We resist transformation in some or all (or more)  of the following ways:



1)  I ALREADY KNOW THIS

I can't hear anything newly  like transformation through a closed listening which compares everything I hear, to that which I already know. When it comes to listening transformation newly, saying "I already know this" is tantamount to saying "I'm not listening at all.". It's tantamount to saying "I'm resisting hearing this.".

Neither statement, by the way, is worse or better than the other. The second one, however, especially when listening transformation through "I already know this", is at least more truthful.
2)  IT'S ALL ABOUT ME

Listening transformation through "It's all about ME!" ("... and therefore I'm rightfully the center of attention") is a possibility killer. Life isn't about me. Life is about everyone and everything, with no one and nothing left out. So when I have Life as "It's all about me", that's not Life. That's resisting Life. That's a subset  of Life, a way of being called surviving. Surviving is the way of the ego rather than the way of the being. If it can be said transformation is the contradistinction  of anything, then it's the contradistinction of survival.

<aside>

Saying transformation is the contradistinction of survival doesn't mean it's better  than survival or better than surviving. What it means is transformation can't be listened  through survival - at least, not easily. And if transformation is  listened through survival and is heard, that's what we call a breakthrough.

<un-aside>

In this sense, transformation could be said to be intrusive  to the position "It's all about ME!". When anything  is believed to be intrusive, a survival reflex  resists it. Survival will always  resist transformation. That's it's nature. If it were easier than that, the whole world would be transformed by now.

Transformation is prior to  survival. It's the context  for survival. It takes an act of generosity to give up  survival in the face of transformation. It requires boldness and verve to relinquish "It's all about ME!" in the face of transformation.
3)  YOU CAN'T CON ME

There's a certain resistance, a fixed way of listening  which shows up around speaking transformation which assumes  Conversations For Transformation are a con, a slick trick to render a sucker  out of the gullible. And the way this particular fixed way of listening shows up is disguised as an intelligent protection:  "I'm intelligent, so I'll protect  myself from being conned. I'll out-smart  the con-ner. You can't make a sucker out of me!".

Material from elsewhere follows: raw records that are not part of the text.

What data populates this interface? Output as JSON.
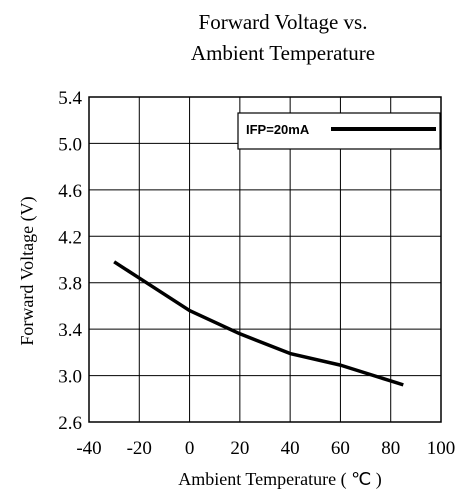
{
  "chart_data": {
    "type": "line",
    "title_lines": [
      "Forward Voltage vs.",
      "Ambient Temperature"
    ],
    "xlabel": "Ambient Temperature ( ℃ )",
    "ylabel": "Forward Voltage (V)",
    "xlim": [
      -40,
      100
    ],
    "ylim": [
      2.6,
      5.4
    ],
    "xticks": [
      "-40",
      "-20",
      "0",
      "20",
      "40",
      "60",
      "80",
      "100"
    ],
    "yticks": [
      "2.6",
      "3.0",
      "3.4",
      "3.8",
      "4.2",
      "4.6",
      "5.0",
      "5.4"
    ],
    "grid": true,
    "legend_position": "top-right",
    "series": [
      {
        "name": "IFP=20mA",
        "color": "#000000",
        "x": [
          -30,
          -20,
          0,
          20,
          40,
          60,
          85
        ],
        "y": [
          3.98,
          3.84,
          3.56,
          3.36,
          3.19,
          3.09,
          2.92
        ]
      }
    ]
  }
}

The trouble is you've already been conned  ... You're already  not being who you really are. You've already learned. Man!  Have you already learned ... and it's already ground into you  that you can't get along simply by being who you really are. You've already learned how to survive by not  being who you really are.

In this way, we've all  already been conned. We've all already been conned into not being who we really are. In this way, we're all impostors  - every one of us.

Transformation is the UN-con. Yet we resist it anyway - which is to say the machinery  resists it anyway. But that's the machinery's job!  And the moment you get it's the machinery's job to resist transformation, a clearing to be who we really are becomes available, often for the first time ever.

Stepping boldly out into this clearing starts the process of being un-conned.



Life itself is continuously transforming. One of the great paradoxes of being human is our tendency to stay stuck, our tendency to brake, our tendency to survive our already established positions, our tendency to resist transformation, our tendency to say "Stop!" when Life says "Go!". It completely overshadows our true nature. It kills possibility. It kills what's possible. And it's unexamined to the point where we're not even aware we're doing it ... AND  ... we resist becoming aware of it, we resist inquiring into it, we resist examining it.

Look: it's alright to stop. And it's alright to go. Neither is better than the other. It's purely a personal choice. But one thing's for sure: so much more is possible with go than with stop. Way  more is possible with go than with stop. That's not rocket science either.

I say go, go, GO!  This is who I am.